As the decades passed, the event with the Poe Toaster became national news, but no real efforts were made to discover the identity of the individual. A small crowd would gather and eagerly await the appearance of the man.
In the late 1990s, it was revealed in a note that the original Toaster had passed away, but the tradition would be carried on through a son. The new individual made a few comments in notes about social situations including the war in Iraq and the Super Bowl featuring the Baltimore Ravens (whose namesake is a tribute to Poe’s poem).

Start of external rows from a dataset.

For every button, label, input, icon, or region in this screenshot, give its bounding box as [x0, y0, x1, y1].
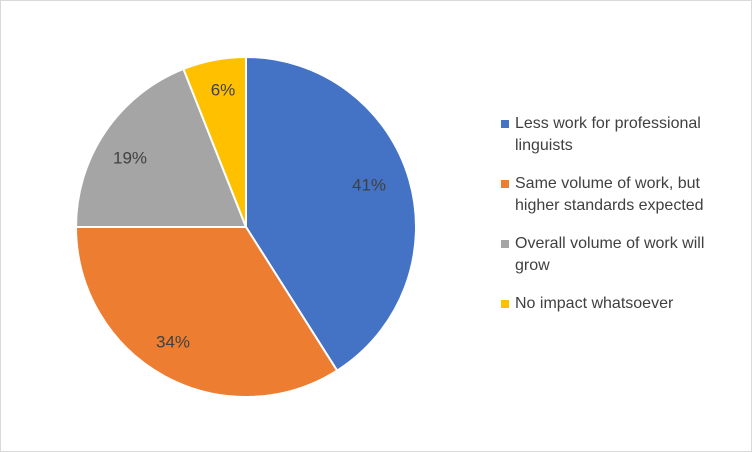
pie-slice: [74, 226, 339, 399]
legend-label: Less work for professional linguists: [515, 115, 701, 154]
legend-item: Same volume of work, but higher standard…: [501, 173, 741, 217]
pie-slice: [74, 67, 248, 228]
legend-swatch: [501, 120, 509, 128]
data-label: 19%: [113, 148, 147, 167]
legend-item: Less work for professional linguists: [501, 113, 741, 157]
data-label: 6%: [211, 80, 236, 99]
pie-slice: [182, 55, 247, 228]
legend-item: No impact whatsoever: [501, 293, 741, 315]
legend-label: Overall volume of work will grow: [515, 235, 705, 274]
legend-item: Overall volume of work will grow: [501, 233, 741, 277]
legend-label: Same volume of work, but higher standard…: [515, 175, 704, 214]
legend-label: No impact whatsoever: [515, 295, 674, 312]
legend-swatch: [501, 240, 509, 248]
legend-swatch: [501, 300, 509, 308]
legend-swatch: [501, 180, 509, 188]
data-label: 41%: [352, 175, 386, 194]
legend: Less work for professional linguists Same…: [501, 113, 741, 331]
data-label: 34%: [156, 332, 190, 351]
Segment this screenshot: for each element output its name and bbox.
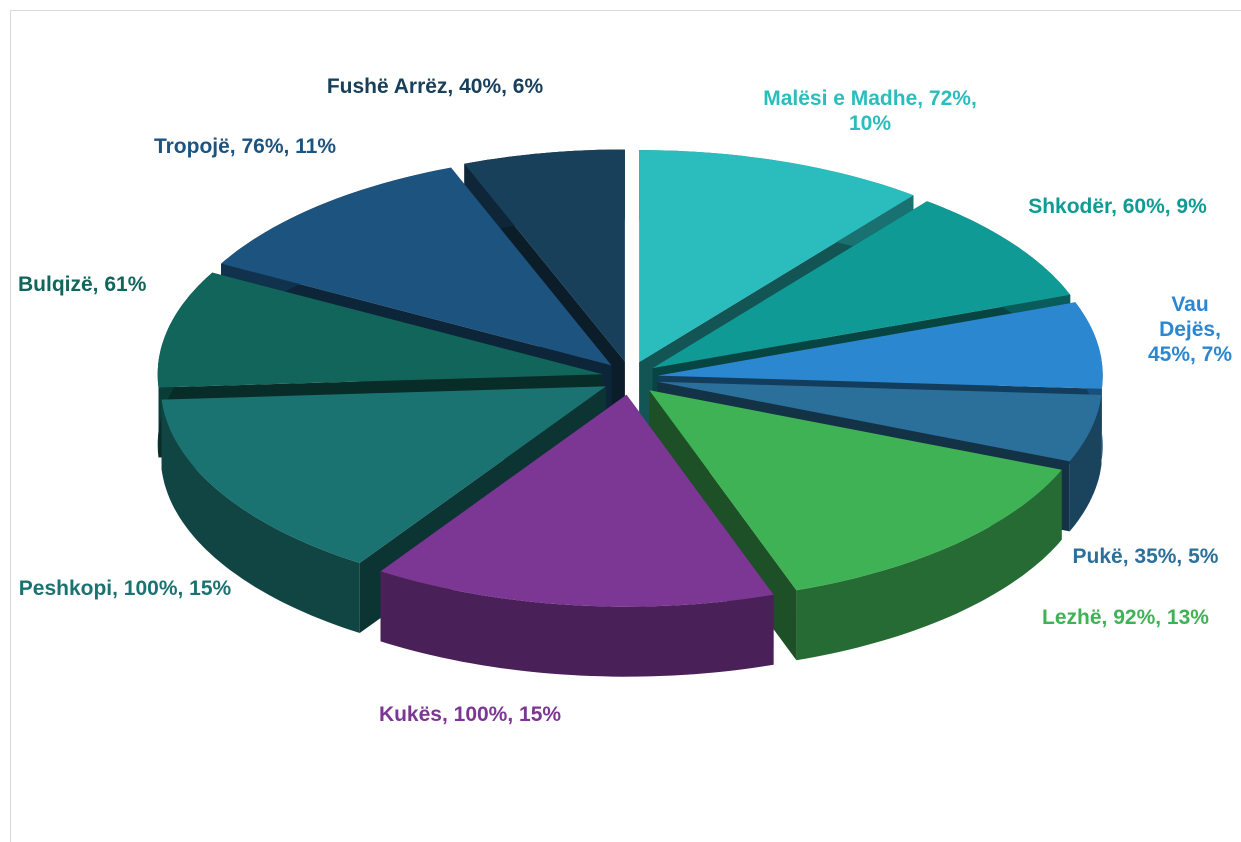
slice	[657, 381, 1102, 462]
data-label: Kukës, 100%, 15%	[378, 703, 562, 726]
data-label: Peshkopi, 100%, 15%	[18, 577, 232, 600]
slice	[652, 201, 1071, 369]
slice	[380, 394, 774, 677]
data-label: Bulqizë, 61%	[18, 273, 147, 296]
data-label: Tropojë, 76%, 11%	[153, 135, 337, 158]
slice-outer-wall	[1069, 394, 1102, 532]
data-label: Fushë Arrëz, 40%, 6%	[326, 75, 544, 98]
slice	[157, 272, 603, 388]
slice	[161, 386, 606, 563]
slice	[657, 302, 1103, 389]
data-label: Shkodër, 60%, 9%	[1028, 195, 1207, 218]
slice	[649, 390, 1062, 591]
slice	[639, 150, 914, 363]
chart-frame	[10, 10, 1241, 842]
slice	[464, 149, 625, 362]
slice	[221, 167, 612, 366]
slice-outer-wall	[380, 571, 774, 677]
slice-outer-wall	[796, 469, 1062, 661]
data-label: Lezhë, 92%, 13%	[1042, 606, 1209, 629]
data-label: Malësi e Madhe, 72%, 10%	[763, 87, 977, 135]
slice-outer-wall	[161, 399, 360, 633]
slice	[380, 394, 774, 607]
data-label: Pukë, 35%, 5%	[1072, 545, 1219, 568]
data-label: Vau Dejës, 45%, 7%	[1147, 293, 1233, 366]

The Toaster abruptly stopped appearing in 2009. A number of impostors made an appearance after 2010, but it was obvious to historian Jeff Jerome that they were not the real individuals who were to carry on the tradition.
The Maryland Historical Society eventually sought to keep the tradition going and independent appointed a new Poe Toaster. In 2016, the first appearance of the new Toaster occurred, this time in the daylight hours and playing a violin.
So the tradition of the Poe Toaster continues, albeit at the behest of another organization as opposed to the fanaticism of a single individual.